Um den NSU soll es auch, wieder einmal, bei der Diskussion in Jena gehen, zu der Valentin Lippmann gleich aufbrechen will. Seit 2014 ist er Landtagsabgeordneter der Grünen, zuständig für Inneres. Ein Aktenfresser, der den Politikbetrieb mit Kleinen Anfragen löchert. Lippmann seufzt. "Ich werde nachher wieder zu erklären haben, was bei uns los ist", sagt er.

In Sachsen sei man seit Jahren nur noch "im Krisenbewältigungs-Modus", sagt Lippmann. "Wenn Pannen passieren, erleben wir bei Regierung, Polizei und Justiz immer den gleichen Dreischritt: Erst werden die eigenen Reihen geschlossen, dann Fehler negiert, schließlich Kritiker im Land als Nestbeschmutzer hingestellt." Ständig begegne ihm dieselbe selbstgefällige Haltung: "Wir machen im Zweifel alles richtig!" Die Folge sei fatal, sagt Lippmann: Wer nie Fehler zugebe, sei es aus Arroganz, sei es aus Angst ums Image, der könne nicht aus Fehlern lernen.

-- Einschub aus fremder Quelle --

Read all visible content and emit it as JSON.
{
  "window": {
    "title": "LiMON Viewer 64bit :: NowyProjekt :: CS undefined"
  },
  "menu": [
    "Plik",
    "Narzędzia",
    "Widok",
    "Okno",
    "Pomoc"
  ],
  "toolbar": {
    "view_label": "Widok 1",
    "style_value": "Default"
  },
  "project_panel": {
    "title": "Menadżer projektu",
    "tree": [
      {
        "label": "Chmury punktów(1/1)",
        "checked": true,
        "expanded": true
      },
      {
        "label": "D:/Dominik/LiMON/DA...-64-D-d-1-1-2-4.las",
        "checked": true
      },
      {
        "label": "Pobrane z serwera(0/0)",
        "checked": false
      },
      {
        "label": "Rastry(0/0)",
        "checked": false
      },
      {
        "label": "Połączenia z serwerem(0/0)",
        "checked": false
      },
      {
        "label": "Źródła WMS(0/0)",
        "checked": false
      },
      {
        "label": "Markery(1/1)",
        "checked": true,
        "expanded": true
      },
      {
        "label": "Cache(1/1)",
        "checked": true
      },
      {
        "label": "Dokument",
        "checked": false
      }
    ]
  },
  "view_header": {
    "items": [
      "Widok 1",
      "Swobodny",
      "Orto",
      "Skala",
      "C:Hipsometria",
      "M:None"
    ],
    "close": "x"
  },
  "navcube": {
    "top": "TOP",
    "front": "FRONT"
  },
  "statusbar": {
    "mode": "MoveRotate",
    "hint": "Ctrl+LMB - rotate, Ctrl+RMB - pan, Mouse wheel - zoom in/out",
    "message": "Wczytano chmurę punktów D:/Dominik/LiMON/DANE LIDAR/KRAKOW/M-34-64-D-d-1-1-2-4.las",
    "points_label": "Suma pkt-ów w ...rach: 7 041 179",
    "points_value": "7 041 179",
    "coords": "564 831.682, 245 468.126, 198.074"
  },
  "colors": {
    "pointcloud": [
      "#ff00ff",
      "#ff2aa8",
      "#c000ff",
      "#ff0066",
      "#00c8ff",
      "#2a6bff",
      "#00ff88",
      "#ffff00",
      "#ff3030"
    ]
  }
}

Fehler sind in den vergangenen Wochen und Monaten auch der Polizei passiert, viele Fehler. In Heidenau bei Dresden randalierten im August 2015 tagelang Rechtsradikale vor einem Baumarkt, in dem Asylbewerber untergebracht waren. Weil die Polizei unterbesetzt war, gelang es ihr zunächst nicht, die Lage zu beruhigen. Die Bilder der Kämpfe zwischen Beamten und Demonstranten erinnerten an einen Bürgerkrieg. 31 Polizisten wurden verletzt. Im Dorf Clausnitz im Erzgebirge bedrängten Demonstranten im Februar einen Bus, in dem Flüchtlinge saßen. "Wir sind das Volk!", brüllten sie. Statt die Demonstranten abzudrängen, zerrte die Polizei die Flüchtlinge aus dem Bus. In Bautzen jagten Neonazis im September Flüchtlinge durch die Stadt. Später bezeichnete der örtliche Polizeichef Uwe Kilz die Neonazis beschönigend als "eventbetonte" Jugendliche.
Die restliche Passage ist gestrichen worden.